Corriere della Sera, 6 luglio 2019
A Ventotene è tornata l’acqua
Ventotene festeggia. In settimana la Asl darà il via libera al ritorno dell’acqua potabile. Sono positivi i risultati delle analisi degli ultimi campioni prelevati dalle tubature. L’ordinanza che permetterà agli isolani di approvvigionarsi in sicurezza potrebbe essere firmata in questi giorni.
Il blocco risale a 10 mesi fa. Dai rubinetti scendeva un liquido torbido, effetto delle differenti caratteristiche dell’acqua di mare prelevata dal porto, scorporata dal sale e poi reimmessa nella rete in forma distillata. Questo ha provocato l’erosione dei tubi che hanno riversato nelle case di Ventotene getti ferrosi. Grazie ad accorgimenti tecnici e a un piano di sicurezza l’emergenza volge al termine con grande sollievo degli operatori turistici. I 4mila villeggianti in arrivo non avrebbero gradito, pericolo scampato.
Ventotene non è l’unica isola italiana a temere problemi idrici nel periodo più caldo e redditizio dell’anno. Un po’ tutte sono sotto la minaccia della siccità e del conseguente razionamento dell’acqua potabile: quelle che non si sono organizzate per tempo rischiano seriamente di restare a secco di tanto in tanto. Un deterrente per i vacanzieri, desiderosi di docce e refrigerio.
Il problema si ripropone ogni anno a inizio stagione e viene seguito da vicino dall’Istituto Superiore di Sanità che ha elaborato linee guida per la corretta dissalazione, considerata l’alternativa più saggia all’approvvigionamento tradizionale e meno affidabile (trasporto con cisterna e condotte sottomarine collegate alla terraferma). «Per fronteggiare le crisi idriche è un’ottima soluzione. A patto che gli impianti vengano realizzati in modo attento e sostenibile, soprattutto per quanto riguarda la purificazione e l’eliminazione del sale estratto, la cosiddetta salamoia. Lo scarico in mare può danneggiare l’ambiente marino, ma ci sono sistemi sicuri per evitarlo», dice Luca Lucentini, responsabile del reparto qualità dell’acqua e salute. I vantaggi sono anche economici. Il trasporto con le navi cisterna è dispendioso. L’oro blu costa 12-13 euro a metro cubo contro i 3 euro di quello preso dal Mediterraneo. Eppure i piani alternativi sono fonte di polemiche.
Potrebbe seguire l’esempio di Ventotene la perla dell’arcipelago pontino, Ponza, servita dallo stesso gestore della sorella laziale. Si discute su dove piazzare la pompa d’aspirazione e dove smaltire il sale. Anche all’Elba, dove la rete idrica è vecchia e mal funzionante, c’è un acceso dibattito. Seguire o no l’esperienza del Giglio? Qui e nella vicina Giannutri l’amministrazione comunale ha realizzato nel tempo, col contributo della Regione Toscana, dei sistemi di presa dal mare.

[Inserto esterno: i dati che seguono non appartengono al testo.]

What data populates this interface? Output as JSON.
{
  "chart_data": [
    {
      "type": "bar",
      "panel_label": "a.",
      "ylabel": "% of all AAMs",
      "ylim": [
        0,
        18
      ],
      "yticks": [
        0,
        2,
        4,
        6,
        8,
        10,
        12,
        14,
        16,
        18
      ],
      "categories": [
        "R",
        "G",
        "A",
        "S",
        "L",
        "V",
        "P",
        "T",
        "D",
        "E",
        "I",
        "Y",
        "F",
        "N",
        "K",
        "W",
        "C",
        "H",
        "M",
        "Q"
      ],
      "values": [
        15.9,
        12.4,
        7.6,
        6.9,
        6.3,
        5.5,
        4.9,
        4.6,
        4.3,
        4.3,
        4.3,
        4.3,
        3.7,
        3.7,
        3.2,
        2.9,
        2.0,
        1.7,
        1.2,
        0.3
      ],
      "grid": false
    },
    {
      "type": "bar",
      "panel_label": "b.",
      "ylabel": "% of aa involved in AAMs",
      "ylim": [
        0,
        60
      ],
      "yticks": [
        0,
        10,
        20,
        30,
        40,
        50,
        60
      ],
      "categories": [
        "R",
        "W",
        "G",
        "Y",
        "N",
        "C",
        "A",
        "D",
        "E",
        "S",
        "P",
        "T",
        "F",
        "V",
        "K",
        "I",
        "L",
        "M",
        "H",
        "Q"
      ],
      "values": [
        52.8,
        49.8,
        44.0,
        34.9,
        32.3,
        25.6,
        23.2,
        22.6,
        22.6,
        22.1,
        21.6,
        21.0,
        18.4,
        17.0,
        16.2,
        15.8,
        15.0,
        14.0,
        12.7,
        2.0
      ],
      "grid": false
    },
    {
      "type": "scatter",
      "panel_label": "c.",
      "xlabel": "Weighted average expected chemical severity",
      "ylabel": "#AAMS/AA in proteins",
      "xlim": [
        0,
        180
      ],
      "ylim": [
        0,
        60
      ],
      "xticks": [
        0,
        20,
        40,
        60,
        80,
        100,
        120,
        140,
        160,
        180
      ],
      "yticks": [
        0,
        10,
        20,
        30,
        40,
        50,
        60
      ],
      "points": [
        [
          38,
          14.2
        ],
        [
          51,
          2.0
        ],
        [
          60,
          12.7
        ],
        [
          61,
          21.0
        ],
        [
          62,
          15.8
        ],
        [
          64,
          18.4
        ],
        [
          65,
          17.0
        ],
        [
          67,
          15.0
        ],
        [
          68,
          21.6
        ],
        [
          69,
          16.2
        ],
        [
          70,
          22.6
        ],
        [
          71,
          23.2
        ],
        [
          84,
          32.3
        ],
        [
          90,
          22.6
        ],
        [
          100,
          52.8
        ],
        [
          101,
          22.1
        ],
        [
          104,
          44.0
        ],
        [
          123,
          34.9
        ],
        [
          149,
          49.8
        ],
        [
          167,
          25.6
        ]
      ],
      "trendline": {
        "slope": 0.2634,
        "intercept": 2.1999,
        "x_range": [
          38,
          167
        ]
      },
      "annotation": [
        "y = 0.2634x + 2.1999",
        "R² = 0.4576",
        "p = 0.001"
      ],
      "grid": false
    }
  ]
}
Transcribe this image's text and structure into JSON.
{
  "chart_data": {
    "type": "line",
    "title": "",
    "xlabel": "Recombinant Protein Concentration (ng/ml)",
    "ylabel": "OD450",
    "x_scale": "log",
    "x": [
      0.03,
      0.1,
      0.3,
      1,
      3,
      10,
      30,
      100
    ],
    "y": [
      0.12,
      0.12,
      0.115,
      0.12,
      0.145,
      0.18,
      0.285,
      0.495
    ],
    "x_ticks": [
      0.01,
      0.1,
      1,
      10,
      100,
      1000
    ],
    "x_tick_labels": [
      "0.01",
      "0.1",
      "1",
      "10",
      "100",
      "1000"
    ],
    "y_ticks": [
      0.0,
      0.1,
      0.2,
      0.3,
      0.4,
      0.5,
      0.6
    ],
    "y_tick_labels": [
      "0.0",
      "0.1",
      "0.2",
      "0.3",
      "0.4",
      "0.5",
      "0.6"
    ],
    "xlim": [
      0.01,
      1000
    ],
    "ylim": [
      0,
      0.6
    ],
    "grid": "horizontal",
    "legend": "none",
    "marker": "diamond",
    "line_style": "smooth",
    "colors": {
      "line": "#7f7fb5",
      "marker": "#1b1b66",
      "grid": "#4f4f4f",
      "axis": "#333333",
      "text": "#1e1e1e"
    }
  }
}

Capri, Ischia e Procida si affidano ancora alle vecchie condotte realizzate nel 1958, collegate con la terraferma e bisognose di rattoppi. Perdono per strada oltre la metà dell’acqua, caratteristica della bucherellata rete idrica italiana. Non solo: di tanto in tanto le centrali vanno in tilt e si torna a contare le gocce.
In Sicilia la Regione ha stanziato lo scorso mese due milioni e mezzo di euro per attrezzare le isole minori potenziando gli impianti già esistenti e creandone di nuovi. Hanno capito che con l’acqua potabile non si può scherzare. A Favignana, Alicudi, Filicudi, Panarea, Stromboli e Salina il rifornimento avviene con le cisterne. Vulcano, Lipari, Pantelleria, Ustica, Lampedusa e Linosa sono parzialmente autosufficienti, d’estate gli acquedotti funzionano a singhiozzo e occorre fare affidamento su un piano efficiente. Le Tremiti rimandano. Le isole non hanno fonti autonome di acqua, portata dalle navi. Un vecchio dissalatore non è mai stato messo in funzione.